Man holding book, Getting to Yes.

Mark Wimberley finds real world role plays very practical. Here he holds the well-known negotiation book, Getting to Yes, used in the course.

Com 440: Conflict, Negotiation and Power is a Communication Studies course designed to enhance student learning through hands-on experiences in the classroom. As part of the curriculum, students participate in live negotiations with their peers. Instructor Kara Udziela provides each student with a set of instructions detailing specific guidelines to be followed. Often, certain parties have secret instructions on what to do or how to act during a negotiation.

Buying a Car

An early negotiation revolved around a buyer and seller of a used car. In order to set up this negotiation, the students were divided into buyers and sellers on either side of the room. Pairs were formed and each student took a few minutes to establish his or her strategy. Once the negotiation began, two of the students got right to bargaining when they sat down together. It was clear each student was committed to gaining what his or her directions specified. 

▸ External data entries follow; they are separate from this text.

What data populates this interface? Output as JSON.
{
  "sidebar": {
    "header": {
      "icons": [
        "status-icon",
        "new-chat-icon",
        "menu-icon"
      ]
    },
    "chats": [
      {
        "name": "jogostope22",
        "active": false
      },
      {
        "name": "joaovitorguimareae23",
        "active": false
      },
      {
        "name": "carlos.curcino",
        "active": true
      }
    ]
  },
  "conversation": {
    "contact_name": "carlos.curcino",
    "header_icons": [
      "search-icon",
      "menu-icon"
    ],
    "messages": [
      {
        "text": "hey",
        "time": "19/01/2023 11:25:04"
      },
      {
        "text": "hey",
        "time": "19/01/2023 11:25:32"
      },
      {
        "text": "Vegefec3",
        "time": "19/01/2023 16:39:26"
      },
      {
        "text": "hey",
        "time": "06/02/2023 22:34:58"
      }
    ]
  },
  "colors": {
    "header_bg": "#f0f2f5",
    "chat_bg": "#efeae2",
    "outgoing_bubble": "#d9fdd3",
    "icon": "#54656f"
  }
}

One of the students, Mark Wimberley (pictured left), went into the negotiation with his plan in place. He wanted to win the negotiation by buying the car for the lowest price while his counterpart in the negotiation was trying to sell the car for a price that would yield the most profit. 

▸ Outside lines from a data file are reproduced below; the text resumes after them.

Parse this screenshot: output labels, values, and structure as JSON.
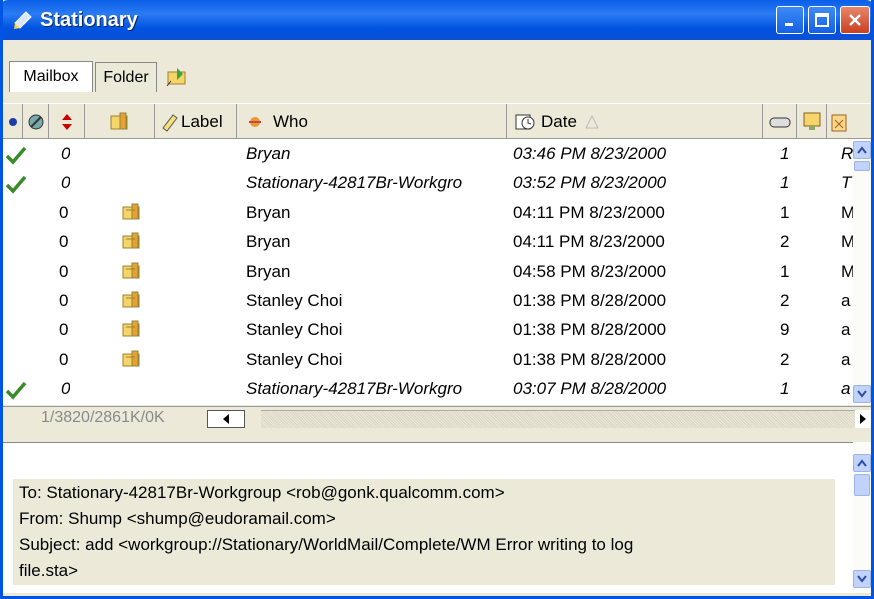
{
  "window": {
    "title": "Stationary",
    "buttons": {
      "minimize": "minimize",
      "maximize": "maximize",
      "close": "close"
    }
  },
  "tabs": [
    {
      "label": "Mailbox"
    },
    {
      "label": "Folder"
    }
  ],
  "columns": {
    "status": "",
    "priority": "",
    "attachment": "",
    "label": "Label",
    "who": "Who",
    "date": "Date",
    "size": "",
    "server": "",
    "subject": ""
  },
  "rows": [
    {
      "check": true,
      "priority": "0",
      "attach": false,
      "who": "Bryan",
      "date": "03:46 PM 8/23/2000",
      "size": "1",
      "subject": "R",
      "italic": true
    },
    {
      "check": true,
      "priority": "0",
      "attach": false,
      "who": "Stationary-42817Br-Workgro",
      "date": "03:52 PM 8/23/2000",
      "size": "1",
      "subject": "T",
      "italic": true
    },
    {
      "check": false,
      "priority": "0",
      "attach": true,
      "who": "Bryan",
      "date": "04:11 PM 8/23/2000",
      "size": "1",
      "subject": "M",
      "italic": false
    },
    {
      "check": false,
      "priority": "0",
      "attach": true,
      "who": "Bryan",
      "date": "04:11 PM 8/23/2000",
      "size": "2",
      "subject": "M",
      "italic": false
    },
    {
      "check": false,
      "priority": "0",
      "attach": true,
      "who": "Bryan",
      "date": "04:58 PM 8/23/2000",
      "size": "1",
      "subject": "M",
      "italic": false
    },
    {
      "check": false,
      "priority": "0",
      "attach": true,
      "who": "Stanley Choi",
      "date": "01:38 PM 8/28/2000",
      "size": "2",
      "subject": "a",
      "italic": false
    },
    {
      "check": false,
      "priority": "0",
      "attach": true,
      "who": "Stanley Choi",
      "date": "01:38 PM 8/28/2000",
      "size": "9",
      "subject": "a",
      "italic": false
    },
    {
      "check": false,
      "priority": "0",
      "attach": true,
      "who": "Stanley Choi",
      "date": "01:38 PM 8/28/2000",
      "size": "2",
      "subject": "a",
      "italic": false
    },
    {
      "check": true,
      "priority": "0",
      "attach": false,
      "who": "Stationary-42817Br-Workgro",
      "date": "03:07 PM 8/28/2000",
      "size": "1",
      "subject": "a",
      "italic": true
    }
  ],
  "status": {
    "text": "1/3820/2861K/0K"
  },
  "preview": {
    "to": "To: Stationary-42817Br-Workgroup <rob@gonk.qualcomm.com>",
    "from": "From: Shump <shump@eudoramail.com>",
    "subject": "Subject: add <workgroup://Stationary/WorldMail/Complete/WM Error writing to log",
    "subject_cont": "file.sta>"
  },
  "icons": {
    "app": "stationery-icon",
    "sort": "sort-ascending-icon"
  }
}
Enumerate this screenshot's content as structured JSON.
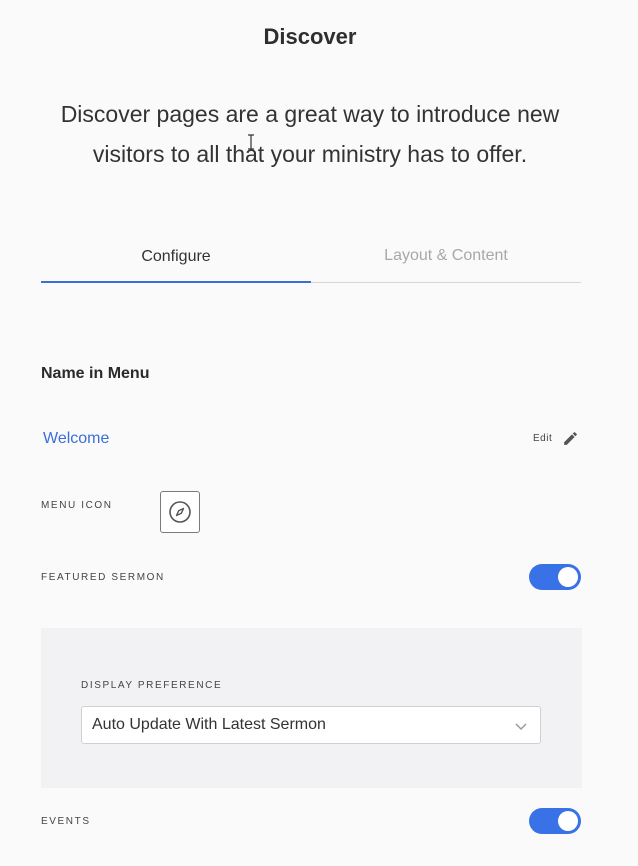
{
  "page": {
    "title": "Discover",
    "intro": "Discover pages are a great way to introduce new visitors to all that your ministry has to offer."
  },
  "tabs": [
    {
      "label": "Configure",
      "active": true
    },
    {
      "label": "Layout & Content",
      "active": false
    }
  ],
  "name_in_menu": {
    "heading": "Name in Menu",
    "value": "Welcome",
    "edit_label": "Edit",
    "edit_icon": "pencil-icon"
  },
  "menu_icon": {
    "label": "MENU ICON",
    "icon": "compass-icon"
  },
  "featured_sermon": {
    "label": "FEATURED SERMON",
    "enabled": true
  },
  "display_preference": {
    "label": "DISPLAY PREFERENCE",
    "selected": "Auto Update With Latest Sermon"
  },
  "events": {
    "label": "EVENTS",
    "enabled": true
  },
  "colors": {
    "accent": "#3872e6",
    "link": "#3b6fd8",
    "panel": "#f2f2f4"
  }
}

Wimberley was confident in his approach. “I felt like my best option was to keep cool when she persisted with high prices. I tried my hardest to act like the car was no big deal to me even though we both knew I wanted it badly.” As the negotiation progressed, both parties managed to settle on an amount which ended up benefiting Wimberley the most, giving him the win. 

Learning About Ourselves, Others and Conflict Styles

“Using models from MIT and Harvard, we learn distributive and integrative conflict styles and tactics, and students take industry-standard self-assessments at the beginning of the course to determine what their dominant negotiation styles are,” said instructor Kara Udziela.  “As students encounter ever more complex, multi-party negotiation issues, as well as different and sometimes difficult people, my goal is that they gain confidence and skill in negotiating in a principled manner.”

This negotiation is one of many that will take place during the course in an effort to provide students with an opportunity to develop their negotiation skills throughout the semester. Students journal their experiences and reactions to peer styles. In group settings, they study hypothetical or real-world cases and brainstorm possible solutions and approaches to sensitive issues. Terms like BATNA, “expanding the pie,” “reservation point,”  “hard on the problem, soft on the people,” become part of the classroom lingo.

Wimberley commented on the nature of the class, “I think that this is one of the most practical classes I’ve taken in my college career, because there will always be conflict in life, and there will always be undesirable situations that have potential to be avoided through skilled negotiation. Professor Udziela sets it up brilliantly by making us negotiate with each other.”